= Nellie Clifden =

Actor and briefly girlfriend of Edward, Prince of Wales

Nellie Clifden was a nineteenth-century actress, believed to be of Irish extraction. She is known for her brief sexual relationship with the 19-year-old Albert Edward, Prince of Wales (Bertie), prior to his marriage to Princess Alexandra of Denmark.

Clifden met the young prince at a party in England and again when he was spending 10 weeks at Curragh Camp in Ireland with the Grenadier Guards in the late summer of 1861; he had previously been a sexual novice. While they were at Cambridge, Charles Carrington arranged for a liaison with Clifden. Guards officers later brought her to Ireland from England for the same purpose, and coded notes in the Prince's appointment book refer to trysts with "NC" on 6, 9, and 11 September 1861. The relationship may have lasted longer.

Information about the events reached the Prince's parents. His father Prince Albert duly visited his son at Cambridge, where they took a long walk in the rain, presumably to discuss the Prince's behaviour. Prince Albert's biographer Jules Stewart, says that Albert had lost faith in his son.

Prince Albert died soon after, and Queen Victoria attributed her husband's death to his worry over his son's conduct, particularly Bertie's "fall" at Curragh Camp; Albert had died of a broken heart, she incorrectly believed. She was also quoted as saying that Albert had been "killed by that dreadful business." At the time he was thought to have died of typhoid fever,
but more recent research suggests that Albert actually died from complications of Crohn's disease.

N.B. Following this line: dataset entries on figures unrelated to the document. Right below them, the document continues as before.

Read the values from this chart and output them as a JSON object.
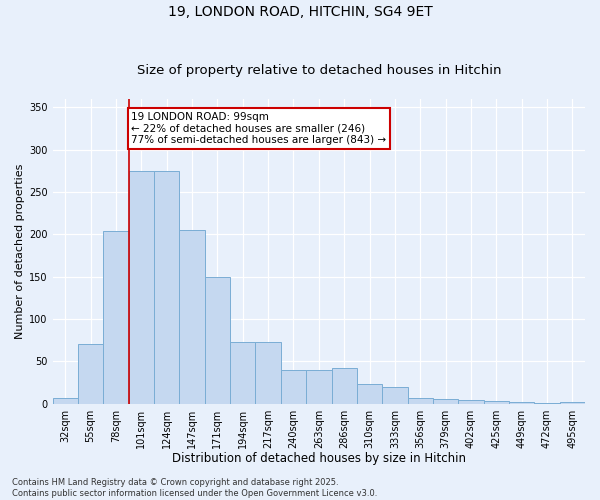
{
  "title": "19, LONDON ROAD, HITCHIN, SG4 9ET",
  "subtitle": "Size of property relative to detached houses in Hitchin",
  "xlabel": "Distribution of detached houses by size in Hitchin",
  "ylabel": "Number of detached properties",
  "categories": [
    "32sqm",
    "55sqm",
    "78sqm",
    "101sqm",
    "124sqm",
    "147sqm",
    "171sqm",
    "194sqm",
    "217sqm",
    "240sqm",
    "263sqm",
    "286sqm",
    "310sqm",
    "333sqm",
    "356sqm",
    "379sqm",
    "402sqm",
    "425sqm",
    "449sqm",
    "472sqm",
    "495sqm"
  ],
  "values": [
    7,
    70,
    204,
    275,
    275,
    205,
    150,
    73,
    73,
    40,
    40,
    42,
    23,
    20,
    7,
    6,
    4,
    3,
    2,
    1,
    2
  ],
  "bar_color": "#c5d8f0",
  "bar_edge_color": "#7aadd4",
  "vline_idx": 3,
  "vline_color": "#cc0000",
  "annotation_text": "19 LONDON ROAD: 99sqm\n← 22% of detached houses are smaller (246)\n77% of semi-detached houses are larger (843) →",
  "annotation_box_color": "#ffffff",
  "annotation_box_edge": "#cc0000",
  "ylim": [
    0,
    360
  ],
  "yticks": [
    0,
    50,
    100,
    150,
    200,
    250,
    300,
    350
  ],
  "bg_color": "#e8f0fb",
  "grid_color": "#ffffff",
  "footer": "Contains HM Land Registry data © Crown copyright and database right 2025.\nContains public sector information licensed under the Open Government Licence v3.0.",
  "title_fontsize": 10,
  "subtitle_fontsize": 9.5,
  "xlabel_fontsize": 8.5,
  "ylabel_fontsize": 8,
  "tick_fontsize": 7,
  "footer_fontsize": 6,
  "annotation_fontsize": 7.5
}
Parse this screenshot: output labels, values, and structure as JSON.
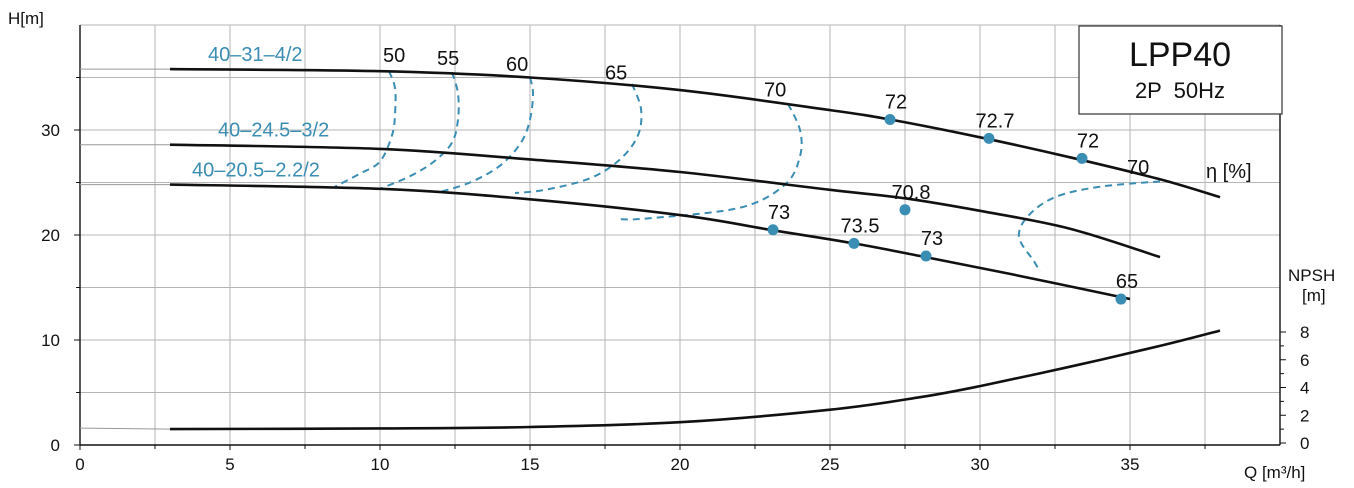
{
  "chart_data": {
    "type": "line",
    "title": "LPP40",
    "subtitle": "2P  50Hz",
    "xlabel": "Q [m³/h]",
    "ylabel": "H[m]",
    "y2label": "NPSH",
    "y2unit": "[m]",
    "eta_label": "η [%]",
    "xlim": [
      0,
      40
    ],
    "ylim": [
      0,
      40
    ],
    "y2lim": [
      0,
      8
    ],
    "x_ticks": [
      "0",
      "5",
      "10",
      "15",
      "20",
      "25",
      "30",
      "35"
    ],
    "y_ticks": [
      "0",
      "10",
      "20",
      "30"
    ],
    "y2_ticks": [
      "0",
      "2",
      "4",
      "6",
      "8"
    ],
    "grid": true,
    "colors": {
      "curve": "#111111",
      "efficiency": "#3a8db3",
      "marker": "#3a8db3",
      "grid": "#b5b5b5"
    },
    "series": [
      {
        "name": "40–31–4/2",
        "points": [
          [
            3,
            35.8
          ],
          [
            10,
            35.6
          ],
          [
            15,
            35.0
          ],
          [
            20,
            33.8
          ],
          [
            25,
            31.9
          ],
          [
            27,
            31.0
          ],
          [
            30,
            29.3
          ],
          [
            33,
            27.4
          ],
          [
            36,
            25.3
          ],
          [
            38,
            23.6
          ]
        ]
      },
      {
        "name": "40–24.5–3/2",
        "points": [
          [
            3,
            28.6
          ],
          [
            10,
            28.2
          ],
          [
            15,
            27.2
          ],
          [
            20,
            26.0
          ],
          [
            25,
            24.3
          ],
          [
            27.5,
            23.5
          ],
          [
            30,
            22.3
          ],
          [
            33,
            20.6
          ],
          [
            36,
            17.9
          ]
        ]
      },
      {
        "name": "40–20.5–2.2/2",
        "points": [
          [
            3,
            24.8
          ],
          [
            10,
            24.4
          ],
          [
            15,
            23.4
          ],
          [
            20,
            21.9
          ],
          [
            23,
            20.5
          ],
          [
            25.8,
            19.2
          ],
          [
            28,
            18.0
          ],
          [
            31,
            16.3
          ],
          [
            35,
            13.9
          ]
        ]
      },
      {
        "name": "",
        "axis": "npsh",
        "points": [
          [
            3,
            1.0
          ],
          [
            10,
            1.05
          ],
          [
            15,
            1.15
          ],
          [
            20,
            1.5
          ],
          [
            25,
            2.4
          ],
          [
            28,
            3.3
          ],
          [
            30,
            4.1
          ],
          [
            33,
            5.5
          ],
          [
            36,
            7.0
          ],
          [
            38,
            8.1
          ]
        ]
      }
    ],
    "efficiency_points": [
      {
        "label": "72",
        "x": 27.0,
        "y": 31.0
      },
      {
        "label": "72.7",
        "x": 30.3,
        "y": 29.2
      },
      {
        "label": "72",
        "x": 33.4,
        "y": 27.3
      },
      {
        "label": "70.8",
        "x": 27.5,
        "y": 22.4
      },
      {
        "label": "73",
        "x": 23.1,
        "y": 20.5
      },
      {
        "label": "73.5",
        "x": 25.8,
        "y": 19.2
      },
      {
        "label": "73",
        "x": 28.2,
        "y": 18.0
      },
      {
        "label": "65",
        "x": 34.7,
        "y": 13.9
      }
    ],
    "efficiency_contours": [
      {
        "label": "50",
        "label_pos": [
          10.1,
          36.5
        ],
        "points": [
          [
            10.3,
            35.6
          ],
          [
            10.5,
            34.0
          ],
          [
            10.5,
            31.5
          ],
          [
            10.4,
            29.5
          ],
          [
            10.0,
            27.0
          ],
          [
            9.3,
            25.8
          ],
          [
            8.5,
            24.6
          ]
        ]
      },
      {
        "label": "55",
        "label_pos": [
          11.9,
          36.2
        ],
        "points": [
          [
            12.4,
            35.5
          ],
          [
            12.6,
            33.5
          ],
          [
            12.6,
            31.0
          ],
          [
            12.4,
            28.8
          ],
          [
            11.8,
            27.0
          ],
          [
            11.0,
            25.6
          ],
          [
            10.0,
            24.4
          ]
        ]
      },
      {
        "label": "60",
        "label_pos": [
          14.2,
          35.6
        ],
        "points": [
          [
            15.0,
            35.0
          ],
          [
            15.1,
            33.5
          ],
          [
            15.0,
            31.0
          ],
          [
            14.7,
            28.8
          ],
          [
            14.0,
            26.6
          ],
          [
            13.0,
            25.0
          ],
          [
            12.0,
            24.1
          ]
        ]
      },
      {
        "label": "65",
        "label_pos": [
          17.5,
          34.8
        ],
        "points": [
          [
            18.4,
            34.4
          ],
          [
            18.7,
            32.0
          ],
          [
            18.6,
            29.5
          ],
          [
            18.0,
            27.2
          ],
          [
            17.0,
            25.4
          ],
          [
            15.5,
            24.3
          ],
          [
            14.5,
            24.0
          ]
        ]
      },
      {
        "label": "70",
        "label_pos": [
          22.8,
          33.2
        ],
        "points": [
          [
            23.6,
            32.5
          ],
          [
            24.0,
            30.0
          ],
          [
            24.0,
            27.5
          ],
          [
            23.5,
            24.8
          ],
          [
            22.0,
            22.6
          ],
          [
            19.0,
            21.6
          ],
          [
            18.0,
            21.5
          ]
        ]
      },
      {
        "label": "70",
        "label_pos": [
          34.9,
          25.8
        ],
        "points": [
          [
            36.0,
            25.1
          ],
          [
            34.0,
            24.6
          ],
          [
            32.5,
            23.6
          ],
          [
            31.6,
            21.8
          ],
          [
            31.3,
            19.8
          ],
          [
            31.8,
            17.5
          ],
          [
            32.0,
            16.5
          ]
        ]
      }
    ]
  }
}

The Prince of Wales's affair with Clifden resumed after his return to London, which gave rise to gossip and scandal, but did not last long.

He wrote to Carrington from Constantinople, while on an official tour in spring 1862: "I am sorry to see by your letter that you still keep up an acquaintance with NC [Nelly Clifden], as I had hoped that by this time that that was over". During his foreign tour, the Royal Family planned his marriage to Alexandra of Denmark, which took place in 1863.

Nothing is known of Clifden's later life.